I couldn’t agree more. And I write as someone strongly predisposed to take civil rights matters to heart, as someone who does not need even slightly to be convinced that the fantasy many of us once maintained that racial discrimination was a thing of the past was just that, a fantasy in need of some serious revision. But to accuse Israel of genocide without being able to point to the actual killing fields, to the execution pits, to the gas chambers, to the extermination camps…or to the ever-declining numbers of their victims as the slaughter progresses—that is not just inaccurate, but libelous and insulting in a way that few charges made against Jewish people—or any people—could possibly match.

At the end of the day, an organization that promulgates hatred against Jews—and I don’t see how the use of the genocide-charge to defame Israel could reasonably be described otherwise—such an organization is not worthy of the support of decent-minded people. The decision of the leaders of Black Lives Matter formally to drive from their ranks anyone who stands with Israel is, I suppose, their decision to make. But it excludes me personally from feeling drawn to their ranks or interested in being known publicly as a supporter.

But where does that leave us actually? To walk away from the racial issues that divide our nation would be a huge error for the Jewish community. The Black Lives Matter movement is hardly the only organization that is working towards healing the wounds that racism inflicts on our society! The cause itself—the effort to create a color-blind society in which all citizens are treated equitably and fairly—could not be more worthy of universal support and should surely not be dismissed as something solely for the victims of racism to pursue. Our American nation is facing a problem that many of us imagined was quickly on its way to becoming a feature of the past, something we imagined our children would soon find strange to the point almost of being bizarre to contemplate in the way kids today find it odd to learn that women have been allowed to vote in our country for less than a century or that there was a time when it was illegal in every single state for gay men to pursue their intimate lives on their own terms and privately…and that the first state to repeal such laws—Illinois in 1962—was not joined by a single other state for almost a full decade.

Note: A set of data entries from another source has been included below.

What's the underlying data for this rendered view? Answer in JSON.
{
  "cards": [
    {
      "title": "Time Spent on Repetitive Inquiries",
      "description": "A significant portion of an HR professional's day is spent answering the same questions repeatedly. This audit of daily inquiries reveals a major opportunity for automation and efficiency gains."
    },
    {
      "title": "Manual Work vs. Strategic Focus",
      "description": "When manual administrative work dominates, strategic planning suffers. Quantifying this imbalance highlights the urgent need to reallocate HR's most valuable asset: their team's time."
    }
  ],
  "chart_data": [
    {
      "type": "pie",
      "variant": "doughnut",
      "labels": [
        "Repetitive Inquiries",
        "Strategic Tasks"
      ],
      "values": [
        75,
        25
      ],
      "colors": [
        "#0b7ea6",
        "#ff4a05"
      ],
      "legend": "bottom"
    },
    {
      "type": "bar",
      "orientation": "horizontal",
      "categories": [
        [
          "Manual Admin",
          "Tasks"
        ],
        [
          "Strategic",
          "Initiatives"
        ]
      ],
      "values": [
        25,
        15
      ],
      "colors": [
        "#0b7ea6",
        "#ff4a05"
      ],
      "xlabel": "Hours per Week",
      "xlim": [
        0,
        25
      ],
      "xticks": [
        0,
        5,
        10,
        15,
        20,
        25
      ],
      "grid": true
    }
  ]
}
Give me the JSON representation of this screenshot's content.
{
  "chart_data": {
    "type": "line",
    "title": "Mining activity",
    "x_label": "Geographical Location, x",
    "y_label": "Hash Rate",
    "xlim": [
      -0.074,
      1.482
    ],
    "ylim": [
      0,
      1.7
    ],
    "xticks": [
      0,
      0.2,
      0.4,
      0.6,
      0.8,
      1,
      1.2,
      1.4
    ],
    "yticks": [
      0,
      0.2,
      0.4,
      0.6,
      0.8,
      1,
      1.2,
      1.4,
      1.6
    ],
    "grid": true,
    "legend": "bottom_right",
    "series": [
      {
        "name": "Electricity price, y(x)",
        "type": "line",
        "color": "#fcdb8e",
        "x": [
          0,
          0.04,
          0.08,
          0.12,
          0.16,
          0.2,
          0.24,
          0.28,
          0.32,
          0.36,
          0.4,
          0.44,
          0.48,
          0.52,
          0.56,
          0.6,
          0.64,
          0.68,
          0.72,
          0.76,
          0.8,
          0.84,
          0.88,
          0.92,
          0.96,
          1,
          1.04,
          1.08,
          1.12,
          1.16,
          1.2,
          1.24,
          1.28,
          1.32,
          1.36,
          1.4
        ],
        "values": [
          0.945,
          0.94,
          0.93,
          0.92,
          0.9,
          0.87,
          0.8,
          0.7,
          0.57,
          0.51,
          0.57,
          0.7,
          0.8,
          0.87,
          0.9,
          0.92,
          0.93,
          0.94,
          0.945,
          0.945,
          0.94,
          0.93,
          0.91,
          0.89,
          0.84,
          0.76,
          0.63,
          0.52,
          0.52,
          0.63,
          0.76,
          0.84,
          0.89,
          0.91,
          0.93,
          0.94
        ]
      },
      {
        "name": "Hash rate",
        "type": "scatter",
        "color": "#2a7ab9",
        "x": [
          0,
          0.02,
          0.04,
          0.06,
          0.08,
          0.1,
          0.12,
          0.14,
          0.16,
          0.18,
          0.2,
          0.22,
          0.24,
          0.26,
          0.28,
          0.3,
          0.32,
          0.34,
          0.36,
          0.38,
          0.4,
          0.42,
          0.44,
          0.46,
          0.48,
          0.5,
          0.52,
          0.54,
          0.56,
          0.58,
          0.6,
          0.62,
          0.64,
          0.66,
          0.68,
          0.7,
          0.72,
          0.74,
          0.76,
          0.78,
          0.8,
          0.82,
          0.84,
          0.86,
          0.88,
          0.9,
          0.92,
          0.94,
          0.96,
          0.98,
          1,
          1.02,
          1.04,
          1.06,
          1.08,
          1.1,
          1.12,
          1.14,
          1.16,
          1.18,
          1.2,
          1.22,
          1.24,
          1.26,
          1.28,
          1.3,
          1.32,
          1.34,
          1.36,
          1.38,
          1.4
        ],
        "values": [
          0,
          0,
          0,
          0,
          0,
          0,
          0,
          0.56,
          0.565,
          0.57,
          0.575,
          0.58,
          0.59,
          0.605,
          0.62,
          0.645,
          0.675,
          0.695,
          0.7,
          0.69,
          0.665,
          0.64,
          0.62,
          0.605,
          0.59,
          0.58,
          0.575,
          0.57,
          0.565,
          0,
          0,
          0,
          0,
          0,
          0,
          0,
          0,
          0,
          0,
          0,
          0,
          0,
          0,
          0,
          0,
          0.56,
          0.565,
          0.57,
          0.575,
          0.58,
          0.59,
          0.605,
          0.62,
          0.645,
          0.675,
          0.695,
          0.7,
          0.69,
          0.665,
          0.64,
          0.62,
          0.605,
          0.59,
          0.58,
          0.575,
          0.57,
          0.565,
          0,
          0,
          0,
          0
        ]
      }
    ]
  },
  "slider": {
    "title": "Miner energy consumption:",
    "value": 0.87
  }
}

To imagine that it isn’t possibly both to pursue the goal of racial equity in our nation and to refuse to associate with people who use groundless, deeply vituperative rhetoric to accuse Israel of pursuing a Nazi-style agenda of extermination against the Palestinians—that seems to me illogical in the extreme. I myself am proof positive that it is possible to do both those things and feel both those ways: I have nothing but contempt for racism and those who pursue a racist agenda…and yet I will never knowingly associate with people who make common cause with enemies of the Jewish people or of the State of Israel.